In this article I want to describe Service applications in SharePoint 2010. Sharepoint 2010 service application is to replace SharePoint 2007 SSP (Shared Service Providers). Provide much more flexibility in terms of deployment, management, topology and capabilities.

Service Applications are actually nothing more than a logical concept. There is actually no such thing as a “Service Application”. The term is chucked around all over the shop and is destined to become as ubiquitous and misleading as “Web Front End”. You can’t just blame marketing. In the lead up to RTM, many SharePoint “experts” have been playing buzzword bingo with the term and giving false information about them, and even more worryingly, how to build them.

Of course SharePoint wouldn’t be SharePoint if it didn’t have totally confusing administrative interfaces and inconsistency in terminology. Central Administration is perhaps the worst culprit here.

The bottom line is forget about “Service Applications” other than as a term to describe the model of deployment for shared services in SharePoint 2010. Again, it’s a logical concept or container, nothing more.

There are a number of components within a “Service Application”. They are:

1. Service Instance
This is the meat of the thing, it’s the implementation of the functionality provided. Application binaries. It could include Windows Services, configuration, registry settings etc. SharePoint assets could include timer jobs, services, management pages etc. These bits are deployed to every server in the farm when the install is performed. When PSConfig(UI).exe is run you will see the status: “Successfully installed Service Instance: name of service”. Different service applications of course will have a different variety of bits.

2. Service Machine Instance
This is the machine or machines in the farm that run the “service”. It is often referred to as a “SharePoint Service”. You configure this using Services on Server. More than one machine can run the Service Machine Instance and by default, software round robin load balancing is provided. You do not need to implement Network Load Balancing of any incarnation. Certain services will also provide their own software load balancing scheme (e.g. Excel Calculation Services). Not all service applications have an associated service machine instance. Some service machine instances can only be started on one server in the farm unless there are multiple service applications. Some Service Machine Instances have additional configuration.

Some “legacy” service machine instances exist, such as the Document Conversions Services, for which there is not an associated Service Application. In addition services such as the Claims to Windows Token Service and the Sandbox Code Service are just SharePoint wrappers for a Windows Service.

3. Service Application Endpoint

When you start a service machine instance for which there is an associated Service Application, an IIS Virtual Application will be created within the SharePoint Web Services IIS Web site.
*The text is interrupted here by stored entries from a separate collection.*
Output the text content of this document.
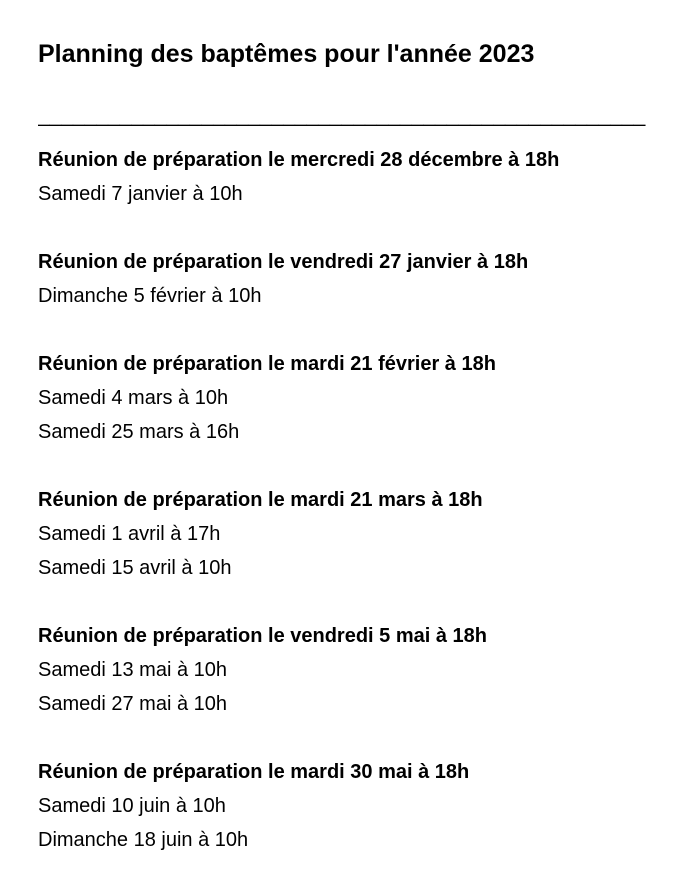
Planning des baptêmes pour l'année 2023
____________________________________________________
Réunion de préparation le mercredi 28 décembre à 18h
Samedi 7 janvier à 10h
Réunion de préparation le vendredi 27 janvier à 18h
Dimanche 5 février à 10h
Réunion de préparation le mardi 21 février à 18h
Samedi 4 mars à 10h
Samedi 25 mars à 16h
Réunion de préparation le mardi 21 mars à 18h
Samedi 1 avril à 17h
Samedi 15 avril à 10h
Réunion de préparation le vendredi 5 mai à 18h
Samedi 13 mai à 10h
Samedi 27 mai à 10h
Réunion de préparation le mardi 30 mai à 18h
Samedi 10 juin à 10h
Dimanche 18 juin à 10h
This will include the Service Application Endpoint (a WCF or ASMX). Each service application must expose a service application endpoint. The service application endpoint is only created on the machine(s) hosting the service machine instance.

4. Service Application
This is the logical container of the service, what is exposed through Manage Service Applications. It includes the management aspects of the service and configuration. When created the associated databases (if any) and configuration will also be created. The service application endpoint is not created until an associated service machine instance is started. There can be more than one instance of a particular service application.

Pages for managing the Service Application are hosted in Central Administration and are called using a GUID in the query string. Service Applications are global to the farm.
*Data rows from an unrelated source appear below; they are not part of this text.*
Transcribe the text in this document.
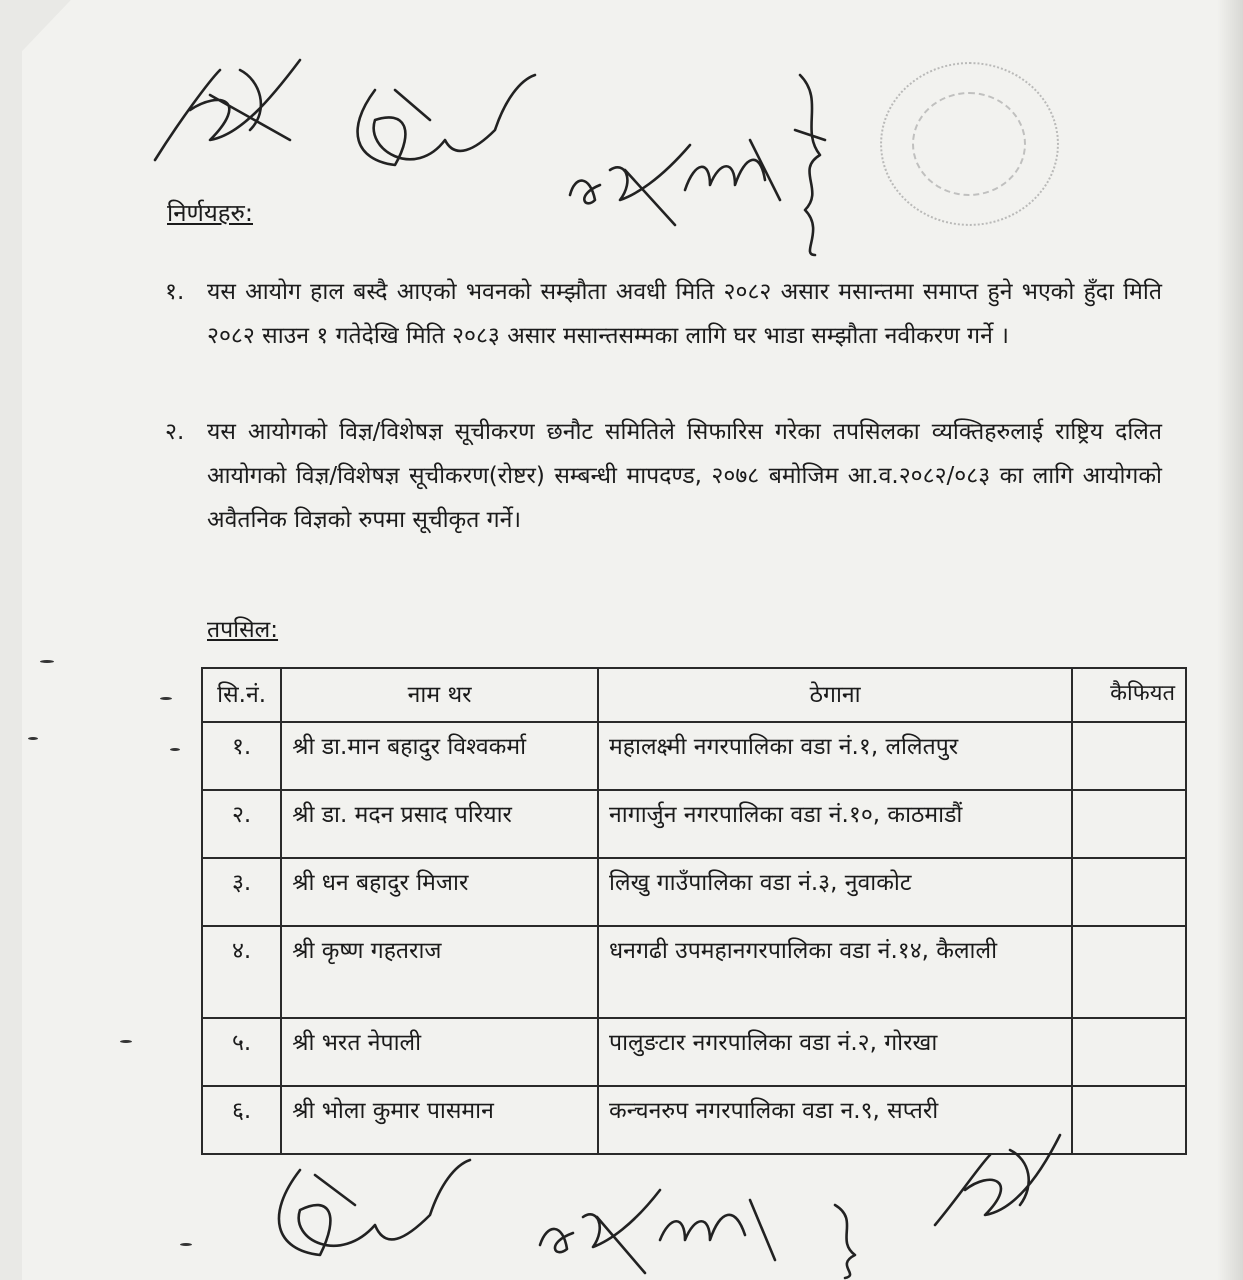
निर्णयहरु:
१. यस आयोग हाल बस्दै आएको भवनको सम्झौता अवधी मिति २०८२ असार मसान्तमा समाप्त हुने भएको हुँदा मिति २०८२ साउन १ गतेदेखि मिति २०८३ असार मसान्तसम्मका लागि घर भाडा सम्झौता नवीकरण गर्ने ।
२. यस आयोगको विज्ञ/विशेषज्ञ सूचीकरण छनौट समितिले सिफारिस गरेका तपसिलका व्यक्तिहरुलाई राष्ट्रिय दलित आयोगको विज्ञ/विशेषज्ञ सूचीकरण(रोष्टर) सम्बन्धी मापदण्ड, २०७८ बमोजिम आ.व.२०८२/०८३ का लागि आयोगको अवैतनिक विज्ञको रुपमा सूचीकृत गर्ने।
तपसिल:
सि.नं.	नाम थर	ठेगाना	कैफियत
१.	श्री डा.मान बहादुर विश्वकर्मा	महालक्ष्मी नगरपालिका वडा नं.१, ललितपुर	
२.	श्री डा. मदन प्रसाद परियार	नागार्जुन नगरपालिका वडा नं.१०, काठमाडौं	
३.	श्री धन बहादुर मिजार	लिखु गाउँपालिका वडा नं.३, नुवाकोट	
४.	श्री कृष्ण गहतराज	धनगढी उपमहानगरपालिका वडा नं.१४, कैलाली	
५.	श्री भरत नेपाली	पालुङटार नगरपालिका वडा नं.२, गोरखा	
६.	श्री भोला कुमार पासमान	कन्चनरुप नगरपालिका वडा न.९, सप्तरी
5. Service Connection (aka Service Application Proxy)
This is a virtual link between consumers (e.g. Web Applications) and the service. This is an interface for consuming applications and services that understands the load balancing scheme for a service and how to speak to the service machine instance(s). This is not a WCF proxy. The Service Connection also enables inter-farm services. Some Service Connections include settings which are specific to a given connection. The UI calls them Service Connections, but they are more commonly known as Service Application proxies – the term used by PowerShell.

6. Consumers
Consumers are any component that uses the service. Examples include Web Applications, a page, another service application, etc. All the consumer needs is a reference to the service connection.
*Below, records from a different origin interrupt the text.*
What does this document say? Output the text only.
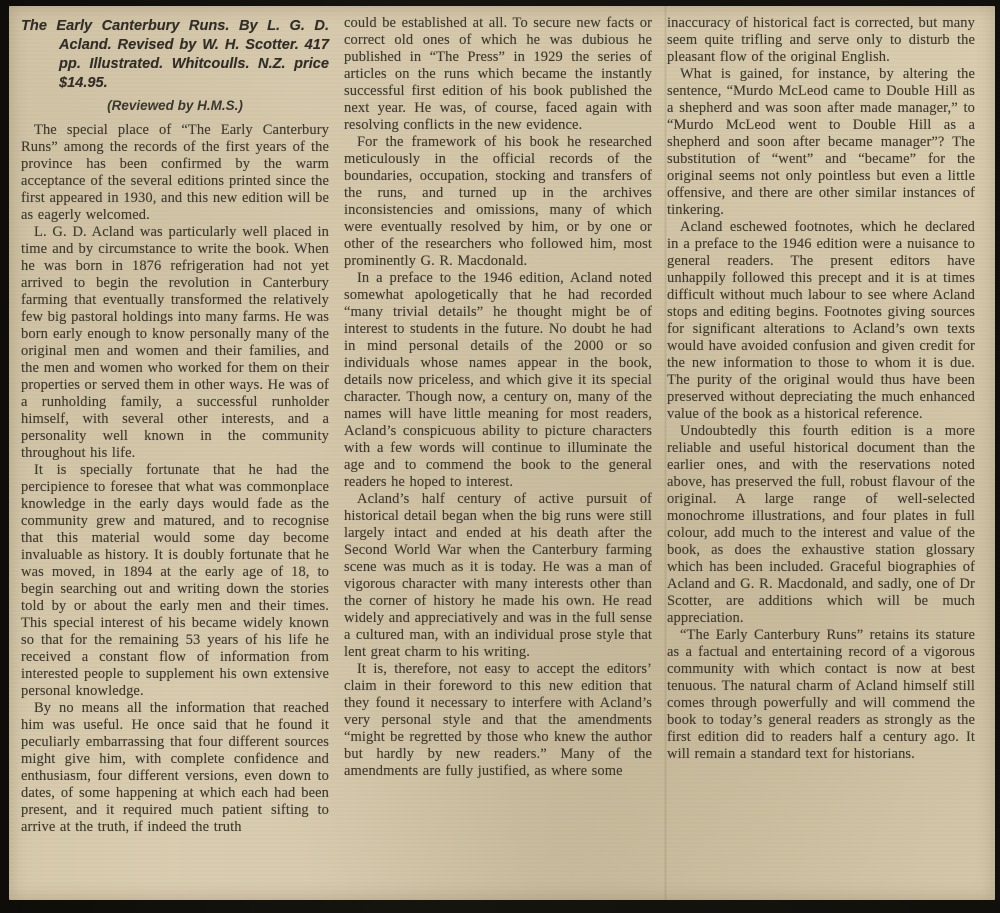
The Early Canterbury Runs. By L. G. D. Acland. Revised by W. H. Scotter. 417 pp. Illustrated. Whitcoulls. N.Z. price $14.95.
(Reviewed by H.M.S.)

The special place of “The Early Canterbury Runs” among the records of the first years of the province has been confirmed by the warm acceptance of the several editions printed since the first appeared in 1930, and this new edition will be as eagerly welcomed.

L. G. D. Acland was particularly well placed in time and by circumstance to write the book. When he was born in 1876 refrigeration had not yet arrived to begin the revolution in Canterbury farming that eventually transformed the relatively few big pastoral holdings into many farms. He was born early enough to know personally many of the original men and women and their families, and the men and women who worked for them on their properties or served them in other ways. He was of a runholding family, a successful runholder himself, with several other interests, and a personality well known in the community throughout his life.

It is specially fortunate that he had the percipience to foresee that what was commonplace knowledge in the early days would fade as the community grew and matured, and to recognise that this material would some day become invaluable as history. It is doubly fortunate that he was moved, in 1894 at the early age of 18, to begin searching out and writing down the stories told by or about the early men and their times. This special interest of his became widely known so that for the remaining 53 years of his life he received a constant flow of information from interested people to supplement his own extensive personal knowledge.

By no means all the information that reached him was useful. He once said that he found it peculiarly embarrassing that four different sources might give him, with complete confidence and enthusiasm, four different versions, even down to dates, of some happening at which each had been present, and it required much patient sifting to arrive at the truth, if indeed the truth

could be established at all. To secure new facts or correct old ones of which he was dubious he published in “The Press” in 1929 the series of articles on the runs which became the instantly successful first edition of his book published the next year. He was, of course, faced again with resolving conflicts in the new evidence.

For the framework of his book he researched meticulously in the official records of the boundaries, occupation, stocking and transfers of the runs, and turned up in the archives inconsistencies and omissions, many of which were eventually resolved by him, or by one or other of the researchers who followed him, most prominently G. R. Macdonald.

In a preface to the 1946 edition, Acland noted somewhat apologetically that he had recorded “many trivial details” he thought might be of interest to students in the future. No doubt he had in mind personal details of the 2000 or so individuals whose names appear in the book, details now priceless, and which give it its special character. Though now, a century on, many of the names will have little meaning for most readers, Acland’s conspicuous ability to picture characters with a few words will continue to illuminate the age and to commend the book to the general readers he hoped to interest.

Acland’s half century of active pursuit of historical detail began when the big runs were still largely intact and ended at his death after the Second World War when the Canterbury farming scene was much as it is today. He was a man of vigorous character with many interests other than the corner of history he made his own. He read widely and appreciatively and was in the full sense a cultured man, with an individual prose style that lent great charm to his writing.

It is, therefore, not easy to accept the editors’ claim in their foreword to this new edition that they found it necessary to interfere with Acland’s very personal style and that the amendments “might be regretted by those who knew the author but hardly by new readers.” Many of the amendments are fully justified, as where some

inaccuracy of historical fact is corrected, but many seem quite trifling and serve only to disturb the pleasant flow of the original English.

What is gained, for instance, by altering the sentence, “Murdo McLeod came to Double Hill as a shepherd and was soon after made manager,” to “Murdo McLeod went to Double Hill as a shepherd and soon after became manager”? The substitution of “went” and “became” for the original seems not only pointless but even a little offensive, and there are other similar instances of tinkering.

Acland eschewed footnotes, which he declared in a preface to the 1946 edition were a nuisance to general readers. The present editors have unhappily followed this precept and it is at times difficult without much labour to see where Acland stops and editing begins. Footnotes giving sources for significant alterations to Acland’s own texts would have avoided confusion and given credit for the new information to those to whom it is due. The purity of the original would thus have been preserved without depreciating the much enhanced value of the book as a historical reference.

Undoubtedly this fourth edition is a more reliable and useful historical document than the earlier ones, and with the reservations noted above, has preserved the full, robust flavour of the original. A large range of well-selected monochrome illustrations, and four plates in full colour, add much to the interest and value of the book, as does the exhaustive station glossary which has been included. Graceful biographies of Acland and G. R. Macdonald, and sadly, one of Dr Scotter, are additions which will be much appreciation.

“The Early Canterbury Runs” retains its stature as a factual and entertaining record of a vigorous community with which contact is now at best tenuous. The natural charm of Acland himself still comes through powerfully and will commend the book to today’s general readers as strongly as the first edition did to readers half a century ago. It will remain a standard text for historians.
Not all service applications are equal. This is SharePoint after all

1. Core
Service applications which are provisioned by PSConfig(UI).exe: Topology and STS, for which there is no or little configuration.

2. General Purpose
Service applications for which no associated service machine instance is exposed for configuration, such as the State Service.

3. Simple
Service applications that have relatively little configuration or moving parts, for example the Access Database Service or the Subscription Settings Service.

4. Medium
Service applications that have a relatively small amount of moving parts, such as the Managed Metadata Service.

5. Complex
Service applications that have a relatively complex amount of configuration and moving parts, such as SharePoint Server Search Service or User Profile Service (which have multiple Service Machine Instances).

Not all service applications are created, configured or managed in the same way. There is a ways to go in striving for this consistency and in some cases it is not prudent anyway.

As a general recommendation, the order of creation should be:

  1. Create the Service Application and Proxy
  2. Configure the Service Machine Instance

In some cases this order is enforced, in others it doesn’t matter.